Even though race shouldn’t matter, it still does, and it will for the foreseeable future. Audrey and Brian Smedley, the same writers who argued that race is cultural, still think it is important to address it: “although the term race is not useful as a biological construct, policymakers cannot avoid the fact that social race remains a significant predictor of which groups have greater access to societal goods and resources and which groups face barriers—both historically and in the contemporary context—to full inclusion.” (Smedley & Smedley). La La Land makes the mistake of assuming that just because race is cultural it doesn’t matter. It equates shouldn’t (as in race shouldn’t matter) with doesn’t (as in race doesn’t matter). Race is cultural and it does still matter, because we have assumed that it matters for so long that we have put roadblocks into society for nonwhite people. We can’t just forget our cultural notions of race to make racial divisions go away—it’s too late for that.
I’ll be honest again: I really enjoyed La La Land the first time I saw it, and I still do, even given its problematic racial conclusions. Just because films influence our racial understandings in a negative way does not mean they are inherently bad films. I can like La La Land and still comprehend that it has problems. If you liked La La Land too, that’s fine—you just need to be cognizant of how it is trying to get you to think about race and aware of whether you want to agree with it or not. You need to think this way with all films, because whether you realize it or not, they are influencing your perceptions of race, and those perceptions matter.
An earlier draft of this essay was read by Keith Penney.
I have written this essay in the style of Chuck Klosterman.
Works Cited
Decker, Todd. “Musical Fakery in ‘La La Land’: Ryan Gosling, Fred Astaire and Why Performance Still Matters.” The Center for the Humanities, Washington University in St. Louis, 21 Feb. 2017, cenhum.artsci.wustl.edu/features/Todd-Decker-Musical-Fakery-in-La-La-Land?_ga=2.18308209.957857553.1512949887-1313715953.1512949887. Accessed 11 Dec. 2017.
La La Land.
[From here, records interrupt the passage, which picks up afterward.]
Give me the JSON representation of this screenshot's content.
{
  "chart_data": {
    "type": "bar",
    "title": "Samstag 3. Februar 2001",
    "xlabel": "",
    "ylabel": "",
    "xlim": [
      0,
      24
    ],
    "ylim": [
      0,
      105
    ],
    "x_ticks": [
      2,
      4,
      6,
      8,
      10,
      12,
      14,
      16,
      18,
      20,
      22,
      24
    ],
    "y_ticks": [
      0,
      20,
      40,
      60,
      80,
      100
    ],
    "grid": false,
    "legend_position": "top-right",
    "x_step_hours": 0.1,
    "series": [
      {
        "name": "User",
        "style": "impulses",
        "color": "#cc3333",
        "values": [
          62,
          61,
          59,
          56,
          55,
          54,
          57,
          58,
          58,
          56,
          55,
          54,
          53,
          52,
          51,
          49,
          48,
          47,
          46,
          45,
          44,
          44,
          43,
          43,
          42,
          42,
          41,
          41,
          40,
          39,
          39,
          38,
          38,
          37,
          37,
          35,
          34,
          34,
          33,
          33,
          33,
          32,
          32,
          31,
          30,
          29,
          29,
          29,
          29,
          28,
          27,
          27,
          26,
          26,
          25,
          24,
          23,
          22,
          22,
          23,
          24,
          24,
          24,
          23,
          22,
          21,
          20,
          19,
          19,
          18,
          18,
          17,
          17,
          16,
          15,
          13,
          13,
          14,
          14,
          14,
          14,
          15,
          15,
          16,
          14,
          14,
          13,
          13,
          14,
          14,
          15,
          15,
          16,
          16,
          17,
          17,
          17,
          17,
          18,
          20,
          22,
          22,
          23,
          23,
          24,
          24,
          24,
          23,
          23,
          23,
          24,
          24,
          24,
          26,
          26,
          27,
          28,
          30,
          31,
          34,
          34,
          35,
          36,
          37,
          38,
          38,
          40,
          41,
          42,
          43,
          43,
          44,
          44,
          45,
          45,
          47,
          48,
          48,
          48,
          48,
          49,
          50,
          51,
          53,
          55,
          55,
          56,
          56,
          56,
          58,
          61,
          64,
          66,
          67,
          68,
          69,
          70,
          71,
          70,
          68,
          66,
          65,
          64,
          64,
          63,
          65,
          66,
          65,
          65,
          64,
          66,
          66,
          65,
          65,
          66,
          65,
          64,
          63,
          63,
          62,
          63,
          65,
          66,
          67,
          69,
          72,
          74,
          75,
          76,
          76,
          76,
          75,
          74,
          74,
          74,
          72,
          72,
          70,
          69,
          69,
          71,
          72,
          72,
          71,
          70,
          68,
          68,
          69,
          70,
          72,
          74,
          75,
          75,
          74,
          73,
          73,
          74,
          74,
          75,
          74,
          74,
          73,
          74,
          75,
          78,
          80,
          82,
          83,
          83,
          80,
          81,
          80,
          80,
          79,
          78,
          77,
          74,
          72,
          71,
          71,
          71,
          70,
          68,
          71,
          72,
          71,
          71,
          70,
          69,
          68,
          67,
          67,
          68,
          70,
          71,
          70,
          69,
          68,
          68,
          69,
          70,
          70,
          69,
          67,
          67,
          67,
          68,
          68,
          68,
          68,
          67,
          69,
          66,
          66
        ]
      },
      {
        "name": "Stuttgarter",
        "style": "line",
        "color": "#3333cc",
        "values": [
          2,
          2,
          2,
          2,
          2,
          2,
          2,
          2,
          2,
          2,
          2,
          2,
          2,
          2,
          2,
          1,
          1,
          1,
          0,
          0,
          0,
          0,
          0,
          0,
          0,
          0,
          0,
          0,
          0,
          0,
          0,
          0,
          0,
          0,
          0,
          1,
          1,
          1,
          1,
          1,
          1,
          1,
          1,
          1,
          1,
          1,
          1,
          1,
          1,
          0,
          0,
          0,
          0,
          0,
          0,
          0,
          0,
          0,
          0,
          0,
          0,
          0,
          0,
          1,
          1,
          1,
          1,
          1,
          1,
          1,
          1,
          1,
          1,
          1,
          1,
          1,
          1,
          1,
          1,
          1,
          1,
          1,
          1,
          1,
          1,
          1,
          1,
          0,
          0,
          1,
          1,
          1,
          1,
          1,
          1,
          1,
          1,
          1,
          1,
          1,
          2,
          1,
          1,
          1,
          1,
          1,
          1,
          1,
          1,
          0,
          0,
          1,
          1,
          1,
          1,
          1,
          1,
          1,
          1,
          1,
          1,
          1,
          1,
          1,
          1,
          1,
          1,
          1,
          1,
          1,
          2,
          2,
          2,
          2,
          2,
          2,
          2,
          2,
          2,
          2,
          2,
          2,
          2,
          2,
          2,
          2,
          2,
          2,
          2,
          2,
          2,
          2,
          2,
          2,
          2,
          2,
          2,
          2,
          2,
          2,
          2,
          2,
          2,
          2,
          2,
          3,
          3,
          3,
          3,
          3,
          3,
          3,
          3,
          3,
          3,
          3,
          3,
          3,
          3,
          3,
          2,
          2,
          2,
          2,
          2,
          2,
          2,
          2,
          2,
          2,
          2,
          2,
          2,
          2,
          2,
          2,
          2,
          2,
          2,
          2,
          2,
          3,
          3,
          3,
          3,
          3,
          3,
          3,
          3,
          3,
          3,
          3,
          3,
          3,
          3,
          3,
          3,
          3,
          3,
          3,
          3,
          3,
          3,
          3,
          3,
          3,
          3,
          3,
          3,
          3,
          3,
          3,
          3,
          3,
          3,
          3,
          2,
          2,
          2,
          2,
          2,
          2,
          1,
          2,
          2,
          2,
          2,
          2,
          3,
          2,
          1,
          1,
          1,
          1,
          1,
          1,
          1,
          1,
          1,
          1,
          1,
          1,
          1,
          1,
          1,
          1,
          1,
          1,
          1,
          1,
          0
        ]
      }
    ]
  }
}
Directed by Damien Chapelle, Summit Entertainment, 2016.
Smedley, Audrey, and Brian D. Smelly. “Race as Biology Is Fiction, Racism as a Social Problem Is Real: Anthropological and Historical Perspectives on the Social Construction of Race.” American Psychologist, vol. 60, no. 1, Jan. 2005. APA PsycNET. Accessed 11 Dec. 2017.
Tate, Greg, editor. Everything But the Burden: What White People Are Taking from Black Culture. Broadway Books, 2003.
Wolfe, April. “La La Land Is a Propaganda Film.” LA Weekly [Los Angeles], 23 Feb. 2017, www.laweekly.com/film/la-la-land-is-a-propaganda-film-7963834. Accessed 11 Dec. 2017.